With the bulk of material in the US and England, she ended up in Manchester, where she found a three-year PhD program that answered her personal pre-requisites.
Today, 13 years after climbing to the pinnacle of the academic ladder, Dr. Nelson has taught extensively on post-colonial and Black feminist scholarship and stands as an authority in the fields of the Visual Culture of Slavery, Race and Representation and Black Canadian Studies.
She has, among her arsenal of information, four books published over the past ten years, including a highly-regarded academic discourse of the state of relations in Canada, one she co-wrote with her sister Camille in 2004: Racism Eh?: A Critical Inter-Disciplinary Anthology of Race and Racism in Canada.
In 2007, her thesis was published by the University of Minnesota Press. The Color of Stone: Sculpting the Black Female Subject in Nineteenth-Century America is a must-read, even for those with passing interest in how Blacks were portrayed during the period of the American civil war.
Her passion and wide-ranging knowledge bring alive what appears to be an obscure field of study.
Even her dad, Max Nelson, a former high school principal turned financial advisor in Toronto, was surprised at her chosen area of interest.
But his wife, Barbara, had to remind him that all little Charmaine did throughout elementary and high school years was make and paint stuff that she brought to hang on the refrigerator.
Max and Barbara moved to Toronto from their native Jamaica where he, with the help of his wife, attained multiple university degrees before he started teaching. He eventually switched careers, completing an MBA in his forties.
Charmaine and her two other sisters, Camille and Charlyn grew up in a household where their parents were always engrossed in schoolwork. Their expectations for their three daughters were clear-cut.
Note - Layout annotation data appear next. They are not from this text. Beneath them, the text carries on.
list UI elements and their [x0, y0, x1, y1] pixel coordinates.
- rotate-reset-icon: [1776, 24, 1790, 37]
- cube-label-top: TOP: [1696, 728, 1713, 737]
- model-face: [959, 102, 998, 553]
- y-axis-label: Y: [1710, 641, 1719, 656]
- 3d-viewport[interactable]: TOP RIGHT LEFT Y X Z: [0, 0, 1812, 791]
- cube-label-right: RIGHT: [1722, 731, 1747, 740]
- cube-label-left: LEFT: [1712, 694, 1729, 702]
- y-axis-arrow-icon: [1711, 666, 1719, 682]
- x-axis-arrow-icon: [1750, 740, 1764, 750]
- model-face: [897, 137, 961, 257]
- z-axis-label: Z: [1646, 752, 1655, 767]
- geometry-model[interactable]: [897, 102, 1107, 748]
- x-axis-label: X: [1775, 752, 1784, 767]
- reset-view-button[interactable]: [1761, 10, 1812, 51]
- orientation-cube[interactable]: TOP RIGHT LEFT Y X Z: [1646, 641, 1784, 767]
“There was only one question when it came to us attending university…which one,” Nelson said.
Charlyn attended the University of Western Ontario and Camille attended the University of Toronto and the University of Ottawa and is now a dean at a Law School in Boston.
Before accepting the position at McGill, Nelson lectured for a year at Western University in London, Ontario.
Since moving to Montreal, she has compiled an impressive track-record of accomplishments in her field, including appointments as a Fulbright Visiting Research Chair in 2010 and a Visiting professorship at the University of Wisconsin in 2011 and was an honoree at McGill University celebration of research excellence last year.
Accomplishments and contributions aside, as Nelson enters her second decade of teaching, she still finds her gender and race creeping into her relationship with some of her students.
It’s not unusual for one or two of them to show disrespect by questioning my teaching methods, subject, or by the manner in which they address me.
To get past that, Nelson usually sits down every new crop of students to confirm that she is indeed a Black woman, an eminently qualified one who expects to be regarded as such.
If in this still racist society, there were to be only one Black art historian on all the university campuses across Canada, it should be Dr. Charmaine Nelson.